Updated 1.30pm 

Nationalist veteran MP Chris Said has said PN leader Bernard Grech told him he will not appoint him shadow minister because he had formed part of Lawrence Gonzi's cabinet.

Speaking to Times of Malta, Said, who served as Justice Minister from 2012 to 2013, refused to say whether or not he agreed with the decision.

"It is his prerogative and I respect that," he said, adding that he will continue to work tirelessly for the voters who trusted him in the election.

Up until the election Said was shadow minister for Gozo, but the post has now been given to newcomer, 26-year-old Alex Borg, who got a whopping 6,108 first count votes in his first time contesting the election.

Two other veteran PN MPs and members of Gonzi's last cabinet, Mario de Marco and Carm Mifsud Bonnici, were also left out of the shadow cabinet. Attempts to reach them have, so far, proved unsuccessful.

In a Facebook post on Monday, Said was clearer, saying he understands Grech's decision to leave him, de Marco and Mifsud Bonnici out.

"We are the only three persons to have served in the last PN cabinet and to have been elected ever since."

Grech has yet to give an interview to the independent media since last month's electoral defeat.   

A divisive decision

Critics within the Nationalist Party have been widely sceptical of "old faces" in the party's administration, arguing the PN can only gain some ground if it rids itself of the old faces and takes on fresh, new ones.

This was also, to some extent, reflected in the electoral results which saw the Nationalist electorate bring in a myriad of new faces, some of whom secured more first count votes than veteran MPs.

However, others argue it is "irresponsible, insensitive and non-sensical" for the party to lose so many seasoned politicians simply because they are old hands.

One of those is former PN MP Franco Debono, whose reformist zeal caused clashes with Gonzi and his cabinet. 

Although he congratulated Borg on his appointment, saying he checks all the boxes to be a good politician and that the PN needs people like him to rebuild itself, Debono also pointed out that pushing aside Said "is a mistake" because he can still contribute greatly.

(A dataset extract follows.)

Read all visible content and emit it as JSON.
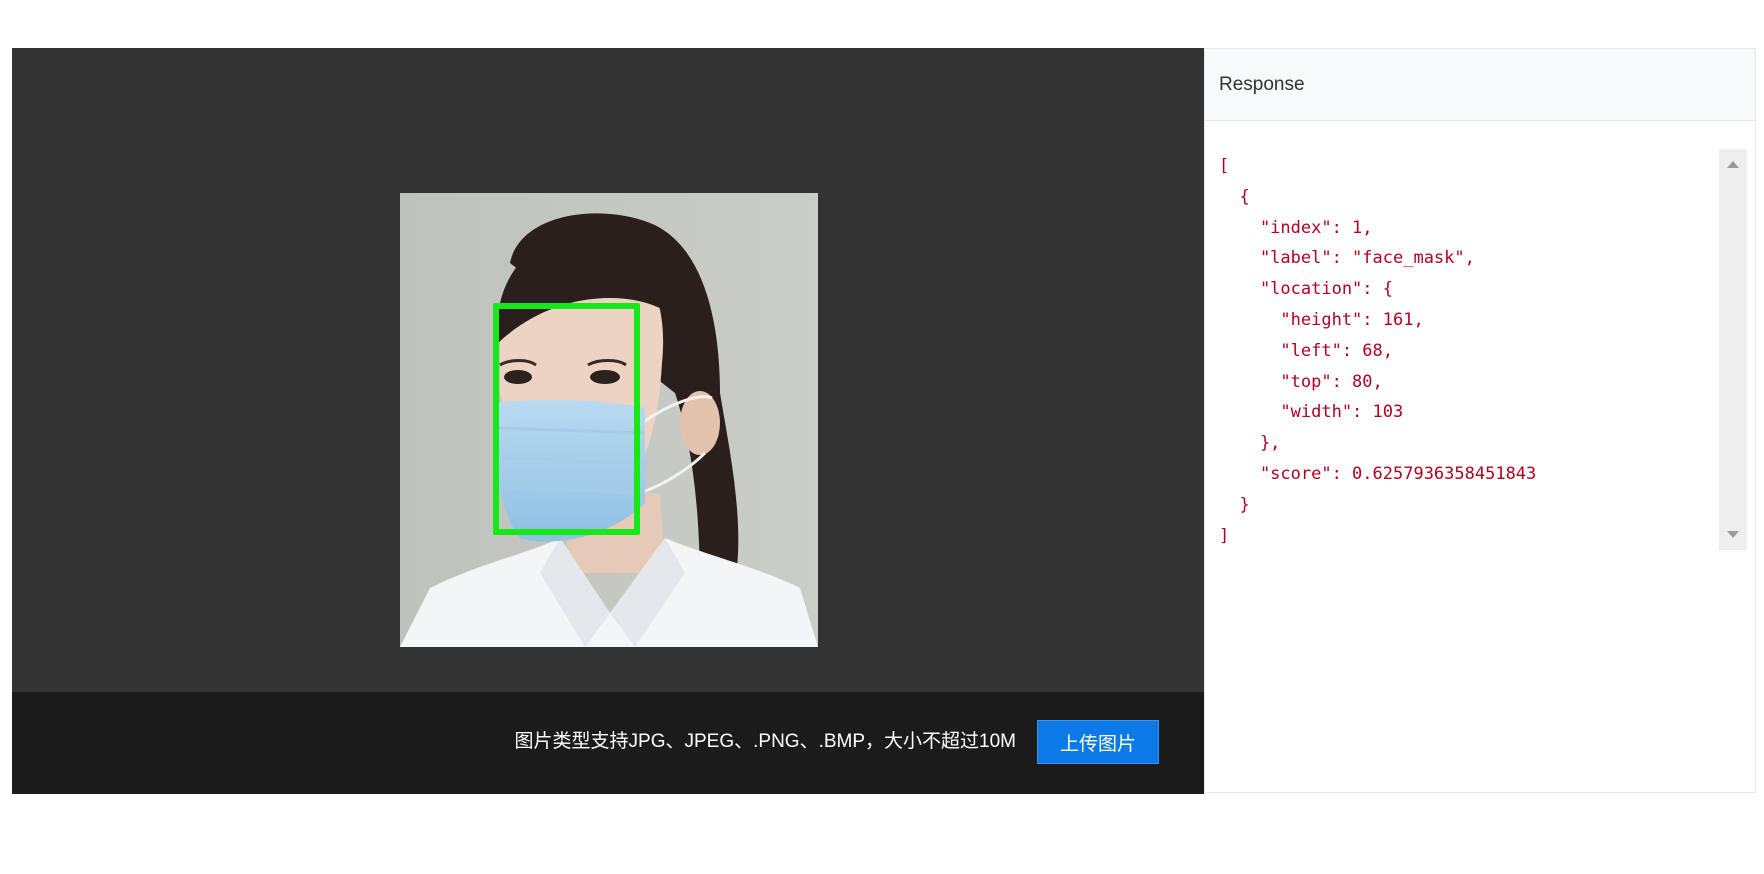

"Chris Said was not one of the problems before 2013," he wrote on Facebook.

"Just because he was part of Gonzi's cabinet doesn't mean he should be excluded. Quite the contrary. He was part of the solution in very difficult circumstances, had he only been allowed to work."

Other dissenting voices within the PN, who however declined to be named, said the decision to freeze Said, de Marco and Mifsud Bonnici out just because they served in the Gonzi administration was an insult to the Gonzi government. 

“The PN is doing what Labour should be doing, shunning the Muscat government. But we do not need to shun the Gonzi government, which achieved a lot in very difficult circumstances,” one of the observers said. "We should not even be equating the two."

Another argued that political parties need a blend of youth and experience and drew on PN history to make their point. 

“Imagine Eddie Fenech Adami telling Vincent Tabone in 1987 that he would not be appointing him foreign minister because he had served in Borg Olivier’s government!" 

Another PN dissenter argued that by excluding Gonzi-era ministers, Grech was lending credence to Labour's narrative that the PN of that era was inadequate. 

"During the electoral campaign, Grech repeatedly spoke about Gonzi-era successes. Then the first thing he did was humiliate those who served in that cabinet," they said.

Following last month's electoral defeat, the Nationalist Party’s executive will meet on Thursday to thrash out the details of the process to elect a leader.

According to the PN statute, Grech is obliged to step down having lost a general election, giving party members the opportunity to elect a new candidate should they wish to do so. 

He has already said he will be re-contesting the post. So far, he is the only candidate to have said he intends to run.